Claude Code is a popular tool in India, which has 1.5 million developers (AICTE, 2024), and can be best used in writing such scaffolds as in apps and debugging bugs (The Indian Express). The goal of his usage of the APIs of Claude by OpenAI was to smooth out the coding capabilities of GPT-5 with coding, creative writing, and safety tests and testing a response with sensitive prompts like CSAM. Anthropic, an Amazon- and Google-funded endeavor, allows benchmarking but not the training of a competing model, which OpenAI is accused of doing. According to the Times of India, one of OpenAI’s members, Hannah Wong, justified the practice as standard industry safety conduct and advancement, and regardless, their APIs were still open to Anthropic.

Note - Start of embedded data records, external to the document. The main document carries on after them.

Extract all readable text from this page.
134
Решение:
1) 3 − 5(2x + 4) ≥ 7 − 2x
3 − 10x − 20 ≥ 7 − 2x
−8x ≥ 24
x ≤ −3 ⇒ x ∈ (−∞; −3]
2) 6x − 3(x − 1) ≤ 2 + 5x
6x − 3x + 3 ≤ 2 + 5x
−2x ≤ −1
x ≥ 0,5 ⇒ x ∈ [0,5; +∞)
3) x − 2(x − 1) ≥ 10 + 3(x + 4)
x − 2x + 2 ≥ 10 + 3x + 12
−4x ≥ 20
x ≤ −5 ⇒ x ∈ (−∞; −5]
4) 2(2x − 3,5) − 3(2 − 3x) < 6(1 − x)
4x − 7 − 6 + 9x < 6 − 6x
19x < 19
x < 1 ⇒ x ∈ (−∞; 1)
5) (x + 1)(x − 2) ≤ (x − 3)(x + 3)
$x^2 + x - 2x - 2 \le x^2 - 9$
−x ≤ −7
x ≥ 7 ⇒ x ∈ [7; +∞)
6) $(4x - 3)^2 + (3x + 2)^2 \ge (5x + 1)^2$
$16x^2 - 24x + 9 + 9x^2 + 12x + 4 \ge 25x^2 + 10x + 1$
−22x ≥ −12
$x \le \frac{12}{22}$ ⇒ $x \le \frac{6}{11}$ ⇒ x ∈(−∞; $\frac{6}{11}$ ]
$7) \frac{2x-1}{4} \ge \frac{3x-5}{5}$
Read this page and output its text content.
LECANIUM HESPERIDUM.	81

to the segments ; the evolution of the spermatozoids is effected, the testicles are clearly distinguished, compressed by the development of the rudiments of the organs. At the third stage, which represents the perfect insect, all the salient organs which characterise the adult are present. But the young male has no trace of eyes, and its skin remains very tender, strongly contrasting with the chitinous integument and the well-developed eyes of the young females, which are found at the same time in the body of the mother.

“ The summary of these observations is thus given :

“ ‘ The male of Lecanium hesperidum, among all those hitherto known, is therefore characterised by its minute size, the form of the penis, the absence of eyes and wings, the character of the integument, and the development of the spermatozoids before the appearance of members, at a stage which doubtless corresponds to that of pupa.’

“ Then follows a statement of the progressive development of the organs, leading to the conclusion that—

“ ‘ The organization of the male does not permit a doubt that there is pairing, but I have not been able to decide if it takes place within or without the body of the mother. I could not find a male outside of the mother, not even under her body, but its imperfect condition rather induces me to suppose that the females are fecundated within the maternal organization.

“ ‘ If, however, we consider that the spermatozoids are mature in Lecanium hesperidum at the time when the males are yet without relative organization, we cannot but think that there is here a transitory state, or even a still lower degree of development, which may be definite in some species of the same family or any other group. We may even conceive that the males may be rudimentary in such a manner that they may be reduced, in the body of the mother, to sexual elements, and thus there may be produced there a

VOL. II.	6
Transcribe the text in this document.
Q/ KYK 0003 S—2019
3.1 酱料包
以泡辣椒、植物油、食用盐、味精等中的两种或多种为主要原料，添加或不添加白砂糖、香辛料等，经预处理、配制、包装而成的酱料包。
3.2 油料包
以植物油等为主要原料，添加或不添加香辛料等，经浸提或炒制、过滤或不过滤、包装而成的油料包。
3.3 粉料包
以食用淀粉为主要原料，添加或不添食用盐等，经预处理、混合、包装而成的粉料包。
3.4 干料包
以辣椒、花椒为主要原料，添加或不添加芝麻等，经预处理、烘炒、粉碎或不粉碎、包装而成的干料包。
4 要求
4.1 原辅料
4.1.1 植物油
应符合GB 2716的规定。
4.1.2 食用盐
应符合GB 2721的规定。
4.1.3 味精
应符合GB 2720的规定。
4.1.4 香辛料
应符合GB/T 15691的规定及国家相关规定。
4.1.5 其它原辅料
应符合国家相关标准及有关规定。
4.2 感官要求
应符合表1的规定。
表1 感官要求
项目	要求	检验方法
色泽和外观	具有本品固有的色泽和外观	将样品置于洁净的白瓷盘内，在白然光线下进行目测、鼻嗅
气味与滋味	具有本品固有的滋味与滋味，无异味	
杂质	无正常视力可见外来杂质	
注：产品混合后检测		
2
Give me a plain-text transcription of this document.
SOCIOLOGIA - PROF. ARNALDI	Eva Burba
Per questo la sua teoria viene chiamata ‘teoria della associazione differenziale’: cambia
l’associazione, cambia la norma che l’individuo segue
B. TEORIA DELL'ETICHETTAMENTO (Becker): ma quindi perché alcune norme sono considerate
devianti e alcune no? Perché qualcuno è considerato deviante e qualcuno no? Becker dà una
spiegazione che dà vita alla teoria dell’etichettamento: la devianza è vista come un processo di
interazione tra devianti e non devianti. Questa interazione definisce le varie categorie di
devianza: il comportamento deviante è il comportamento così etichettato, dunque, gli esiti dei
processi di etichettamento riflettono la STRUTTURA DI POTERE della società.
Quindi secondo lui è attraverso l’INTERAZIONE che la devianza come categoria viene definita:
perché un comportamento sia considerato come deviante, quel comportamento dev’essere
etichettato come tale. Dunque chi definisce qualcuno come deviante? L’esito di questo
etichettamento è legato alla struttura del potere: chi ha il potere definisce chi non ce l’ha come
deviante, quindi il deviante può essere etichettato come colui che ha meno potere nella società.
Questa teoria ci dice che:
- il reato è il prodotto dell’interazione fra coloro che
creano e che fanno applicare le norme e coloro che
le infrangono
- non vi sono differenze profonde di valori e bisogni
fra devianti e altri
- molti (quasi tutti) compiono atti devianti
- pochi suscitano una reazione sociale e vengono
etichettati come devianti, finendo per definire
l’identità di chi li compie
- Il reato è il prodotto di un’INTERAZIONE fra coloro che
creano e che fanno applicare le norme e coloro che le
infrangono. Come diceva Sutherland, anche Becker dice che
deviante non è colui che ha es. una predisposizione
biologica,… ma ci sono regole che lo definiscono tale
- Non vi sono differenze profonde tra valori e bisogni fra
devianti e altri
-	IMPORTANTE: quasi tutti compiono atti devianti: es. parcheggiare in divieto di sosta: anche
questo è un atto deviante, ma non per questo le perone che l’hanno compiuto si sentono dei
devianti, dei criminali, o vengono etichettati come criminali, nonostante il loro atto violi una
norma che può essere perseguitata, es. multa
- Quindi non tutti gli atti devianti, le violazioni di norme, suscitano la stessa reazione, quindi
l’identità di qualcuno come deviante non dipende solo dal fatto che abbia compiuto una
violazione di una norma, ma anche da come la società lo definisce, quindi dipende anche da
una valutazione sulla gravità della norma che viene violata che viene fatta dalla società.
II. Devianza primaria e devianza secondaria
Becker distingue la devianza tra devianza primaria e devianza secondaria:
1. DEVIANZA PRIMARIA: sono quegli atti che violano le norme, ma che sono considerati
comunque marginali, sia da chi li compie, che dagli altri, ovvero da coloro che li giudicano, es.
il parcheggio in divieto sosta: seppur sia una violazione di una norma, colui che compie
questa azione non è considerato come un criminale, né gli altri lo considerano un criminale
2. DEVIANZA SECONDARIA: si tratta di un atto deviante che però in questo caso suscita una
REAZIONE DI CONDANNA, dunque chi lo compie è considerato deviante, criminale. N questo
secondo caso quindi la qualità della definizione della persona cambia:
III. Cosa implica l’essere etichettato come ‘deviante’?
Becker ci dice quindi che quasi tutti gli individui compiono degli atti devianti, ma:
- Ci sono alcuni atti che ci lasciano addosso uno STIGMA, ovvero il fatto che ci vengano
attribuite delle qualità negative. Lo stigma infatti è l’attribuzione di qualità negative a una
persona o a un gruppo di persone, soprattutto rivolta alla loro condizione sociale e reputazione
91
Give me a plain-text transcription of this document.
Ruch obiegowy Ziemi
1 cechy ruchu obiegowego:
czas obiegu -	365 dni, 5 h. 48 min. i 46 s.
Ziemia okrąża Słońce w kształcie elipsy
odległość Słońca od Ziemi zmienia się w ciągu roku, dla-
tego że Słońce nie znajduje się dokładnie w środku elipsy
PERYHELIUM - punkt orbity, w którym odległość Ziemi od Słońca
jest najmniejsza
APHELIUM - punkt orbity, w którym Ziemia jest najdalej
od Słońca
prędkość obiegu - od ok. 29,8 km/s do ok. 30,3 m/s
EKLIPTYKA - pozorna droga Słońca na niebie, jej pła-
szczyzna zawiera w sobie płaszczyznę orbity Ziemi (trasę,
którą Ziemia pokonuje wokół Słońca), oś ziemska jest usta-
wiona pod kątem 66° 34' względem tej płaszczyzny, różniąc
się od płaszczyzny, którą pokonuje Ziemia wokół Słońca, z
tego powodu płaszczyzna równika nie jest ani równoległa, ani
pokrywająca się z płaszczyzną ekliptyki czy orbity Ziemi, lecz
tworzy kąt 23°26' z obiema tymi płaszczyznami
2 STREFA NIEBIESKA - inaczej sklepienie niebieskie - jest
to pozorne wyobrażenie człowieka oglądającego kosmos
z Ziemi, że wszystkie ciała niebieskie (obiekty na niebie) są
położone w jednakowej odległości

That is not the first defense play Anthropic has made. It prohibited access to Windsurf in July 2025 when rumors of it being acquired by OpenAI spread, and Chief Science Officer Jared Kaplan told The Verge that it would be strange to sell Claude to OpenAI. The incident, together with new Claude Code rate caps as a result of the scale of its usage (Anthropic x post), is indicative of an increase in protectiveness of proprietary technology. India has many AI startups with funding of $1.2 billion in 2024 (Tracxn) that find themselves under pressure to secure innovation and yet encourage collaboration.
Users of X, such as @Abhinav05655123, emphasize the divide, with some applauding the position of Anthropic and others, such as @Techmeme, citing that API access remains available to safety checks. Both as India targets a 2026 AI governance system (MeitY) and as a generality, this tussle highlights the need to develop ethical requirements that can support competition, innovation, and confidentiality. The decision by Anthropic could transform the dynamics of artificial intelligence development, interrupting the tech ecosystem in India because 32% of the world’s enterprise LLM has been connected to Claude (Analytics Insight).